Thursday, June 19, 2014

Railroads Wrangle With States to Keep Oil Shipments Secret

Last month, the Department of Transportation ordered railroads to start giving state emergency response teams basic information about trains hauling crude oil through their cities and towns. The idea is that if state emergency teams are armed with at least some details on these shipments—when they’re arriving, how much oil they’re hauling—they can be better prepared in case something happens. Such as a train derails. Or a giant, fireball-inducing explosion erupts.
But railroads aren’t so keen on making that information public. As the Associated Press has reported, companies such as BNSF (BRK.B), CSX (CSX), and Union Pacific (UNP) are asking states to sign strict non-disclosure agreements promising not to make the information public. Some states are complying. Others aren’t.
Officials in Wisconsin, Montana, Illinois, North Dakota, Idaho, and Washington have all declined to sign the agreements, AP reported, while California, Louisiana, and New Jersey have agreed to keep the information secure. Colorado, South Dakota, Iowa, Oregon, and New York are reviewing the requests.
At issue is whether the non-disclosure agreements violate state sunshine laws governing open access to public records. Officials in Wisconsin and Washington say that they clearly do. Under the agreements, the information that railroads provide states would be shielded from Freedom of Information Act requests and rendered unavailable to citizens and journalists. For its part, the DOT says it has no problem with railroads asking for these protections.
In some cases, states are crafting specific arrangements with railroads that get around FOIA laws. Under an agreement with Virginia, CSX must mark documents as proprietary when submitting them to state emergency officials. “Any information that CSX has not deemed proprietary can be released outside of emergency services,” Dawn Eischen, a spokeswoman with the Virginia Department of Emergency Management, wrote in an e-mail. That way, since state officials aren’t themselves marking the data for non-public use, they are presumably still in compliance with FOIA laws. Seems semantic, though perhaps acceptable.
When a CSX train derailed in downtown Lynchburg, Va., exploding and spilling 30,000 gallons of oil into the James River, no one was hurt, but emergency crews were caught unprepared. City officials admitted to having had no idea that crude oil was traveling through town on that day in April.

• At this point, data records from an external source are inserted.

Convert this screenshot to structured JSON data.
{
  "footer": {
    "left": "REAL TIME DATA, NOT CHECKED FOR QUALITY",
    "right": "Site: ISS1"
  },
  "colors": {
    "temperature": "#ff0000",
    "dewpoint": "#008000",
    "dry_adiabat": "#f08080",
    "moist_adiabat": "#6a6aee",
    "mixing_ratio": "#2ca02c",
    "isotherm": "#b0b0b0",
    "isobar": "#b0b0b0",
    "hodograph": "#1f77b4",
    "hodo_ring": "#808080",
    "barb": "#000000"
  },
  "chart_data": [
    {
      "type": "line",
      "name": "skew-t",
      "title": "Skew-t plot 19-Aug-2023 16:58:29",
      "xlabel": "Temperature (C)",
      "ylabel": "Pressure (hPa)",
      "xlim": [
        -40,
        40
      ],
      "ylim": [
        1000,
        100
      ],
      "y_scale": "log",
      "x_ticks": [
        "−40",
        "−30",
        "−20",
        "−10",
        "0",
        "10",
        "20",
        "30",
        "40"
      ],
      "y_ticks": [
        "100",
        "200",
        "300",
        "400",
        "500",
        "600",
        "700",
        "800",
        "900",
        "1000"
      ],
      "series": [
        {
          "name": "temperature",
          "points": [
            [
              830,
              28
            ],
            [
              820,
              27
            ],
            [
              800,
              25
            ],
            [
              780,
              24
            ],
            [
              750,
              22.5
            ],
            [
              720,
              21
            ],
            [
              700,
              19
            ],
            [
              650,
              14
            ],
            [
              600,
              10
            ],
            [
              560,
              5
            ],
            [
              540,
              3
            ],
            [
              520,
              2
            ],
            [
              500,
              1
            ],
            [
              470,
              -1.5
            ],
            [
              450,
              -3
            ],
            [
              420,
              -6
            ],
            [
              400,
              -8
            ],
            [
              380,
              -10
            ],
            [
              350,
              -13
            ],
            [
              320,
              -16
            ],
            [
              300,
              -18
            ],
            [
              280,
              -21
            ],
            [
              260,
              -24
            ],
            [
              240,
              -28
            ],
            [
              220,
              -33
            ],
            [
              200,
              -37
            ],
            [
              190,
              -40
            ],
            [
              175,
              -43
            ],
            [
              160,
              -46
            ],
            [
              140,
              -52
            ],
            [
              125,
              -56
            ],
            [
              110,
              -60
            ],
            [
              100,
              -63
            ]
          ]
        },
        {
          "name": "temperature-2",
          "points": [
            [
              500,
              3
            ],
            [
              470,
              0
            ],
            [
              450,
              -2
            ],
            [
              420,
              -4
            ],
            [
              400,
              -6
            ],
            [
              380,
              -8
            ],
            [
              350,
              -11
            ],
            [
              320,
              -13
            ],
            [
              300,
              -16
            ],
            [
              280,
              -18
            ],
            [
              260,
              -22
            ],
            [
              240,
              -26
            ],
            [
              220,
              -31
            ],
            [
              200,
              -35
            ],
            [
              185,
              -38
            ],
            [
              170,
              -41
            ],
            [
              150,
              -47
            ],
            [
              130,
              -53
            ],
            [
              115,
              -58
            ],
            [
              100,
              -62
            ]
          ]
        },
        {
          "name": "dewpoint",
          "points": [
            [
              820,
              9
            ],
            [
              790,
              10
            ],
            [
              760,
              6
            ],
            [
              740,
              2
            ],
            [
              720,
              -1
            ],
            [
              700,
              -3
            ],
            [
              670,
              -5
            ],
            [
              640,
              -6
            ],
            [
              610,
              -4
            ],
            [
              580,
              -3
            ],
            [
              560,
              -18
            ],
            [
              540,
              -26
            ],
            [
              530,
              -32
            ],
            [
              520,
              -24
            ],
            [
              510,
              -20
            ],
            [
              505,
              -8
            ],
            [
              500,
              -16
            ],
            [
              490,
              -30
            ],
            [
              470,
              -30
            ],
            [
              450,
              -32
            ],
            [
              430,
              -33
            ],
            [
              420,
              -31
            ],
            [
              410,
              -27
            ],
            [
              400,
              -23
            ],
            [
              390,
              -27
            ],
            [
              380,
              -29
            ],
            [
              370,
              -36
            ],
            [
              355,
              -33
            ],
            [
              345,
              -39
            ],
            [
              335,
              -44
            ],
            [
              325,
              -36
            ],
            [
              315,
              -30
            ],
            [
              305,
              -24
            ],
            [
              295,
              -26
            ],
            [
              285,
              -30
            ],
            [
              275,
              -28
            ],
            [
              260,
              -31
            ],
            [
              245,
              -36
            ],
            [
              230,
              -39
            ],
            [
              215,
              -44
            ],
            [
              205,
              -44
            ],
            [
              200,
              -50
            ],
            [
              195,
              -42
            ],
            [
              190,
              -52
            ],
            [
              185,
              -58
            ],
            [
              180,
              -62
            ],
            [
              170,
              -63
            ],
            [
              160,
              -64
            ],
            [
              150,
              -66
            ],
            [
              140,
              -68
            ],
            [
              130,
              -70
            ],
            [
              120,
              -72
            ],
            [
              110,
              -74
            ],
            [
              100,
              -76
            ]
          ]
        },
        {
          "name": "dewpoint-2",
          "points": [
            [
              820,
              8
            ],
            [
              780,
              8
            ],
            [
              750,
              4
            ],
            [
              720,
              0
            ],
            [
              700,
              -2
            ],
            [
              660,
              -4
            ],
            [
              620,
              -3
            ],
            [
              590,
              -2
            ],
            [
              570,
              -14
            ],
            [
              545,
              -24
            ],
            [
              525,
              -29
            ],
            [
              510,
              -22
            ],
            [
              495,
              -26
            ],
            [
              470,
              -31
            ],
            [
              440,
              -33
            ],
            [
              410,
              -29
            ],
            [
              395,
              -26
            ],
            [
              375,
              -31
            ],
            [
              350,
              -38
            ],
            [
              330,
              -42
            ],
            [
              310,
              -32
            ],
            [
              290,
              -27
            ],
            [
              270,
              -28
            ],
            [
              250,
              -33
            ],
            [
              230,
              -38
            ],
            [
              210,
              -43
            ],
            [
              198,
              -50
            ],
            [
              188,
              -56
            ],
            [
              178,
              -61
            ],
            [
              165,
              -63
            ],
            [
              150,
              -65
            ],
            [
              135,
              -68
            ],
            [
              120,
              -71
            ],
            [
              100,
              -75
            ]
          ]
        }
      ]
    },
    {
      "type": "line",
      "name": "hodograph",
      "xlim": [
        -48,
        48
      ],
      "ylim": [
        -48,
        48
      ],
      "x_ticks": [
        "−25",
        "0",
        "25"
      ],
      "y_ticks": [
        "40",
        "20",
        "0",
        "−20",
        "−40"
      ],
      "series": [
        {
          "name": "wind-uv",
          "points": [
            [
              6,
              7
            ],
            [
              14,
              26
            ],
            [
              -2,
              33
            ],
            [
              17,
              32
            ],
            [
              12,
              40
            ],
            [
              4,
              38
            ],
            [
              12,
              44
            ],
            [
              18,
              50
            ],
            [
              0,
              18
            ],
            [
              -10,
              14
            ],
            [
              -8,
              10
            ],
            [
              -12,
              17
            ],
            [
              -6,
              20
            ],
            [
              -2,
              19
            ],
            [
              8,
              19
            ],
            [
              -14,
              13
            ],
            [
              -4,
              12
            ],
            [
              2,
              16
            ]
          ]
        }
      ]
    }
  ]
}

A week later, the DOT issued an emergency order requiring railroads to tell state emergency response teams how much crude they’re hauling, along with the exact route they intend to take. Railroads must also provide local officials with contact information for at least one person familiar with the load. The order pertains only to trains carrying more than 1 million gallons of crude from the Bakken region of North Dakota.
The deadline to comply passed on June 7. Railroads that missed it were supposed to be banned from hauling Bakken crude while facing fines up to $175,000 a day. It appears that neither is happening yet. Kevin Thompson, a spokesman at the Federal Railroad Administration, said that the DOT has granted railroads a “period of discretion” in some cases while they negotiate with a handful of states. The period would last a “few days,” he said. As of Monday, no fines had been levied.
Yet, according to Virginia officials, CSX is already in violation of the order. Despite the state’s agreement with CSX, Dawn Eischen said that as of Monday afternoon, the state still had not gotten any transport notifications from CSX. Thompson, the FRA spokesman, said he was unaware of this. CSX did not reply to questions as to whether it was still shipping crude through the state or if it had been notified by the DOT that it was in violation of the emergency order. (In an earlier e-mail, a CSX spokesperson said that it had provided oil train information to all states it operates in as required under the emergency order.)

Meanwhile in Wisconsin and Washington state, emergency officials have received routing and shipment info from BNSF despite having balked at signing the railroad’s non-disclosure agreement. So while states that played hardball and refused to sign the non-disclosure agreement are getting the info they need, those that played along are getting stiffed.
Why all the fuss to begin with? Why are railroads fighting so hard to keep this information out of the public domain? For one thing, the railroads are often bound by strict non-disclosure agreements with the oil companies whose crude they’re hauling.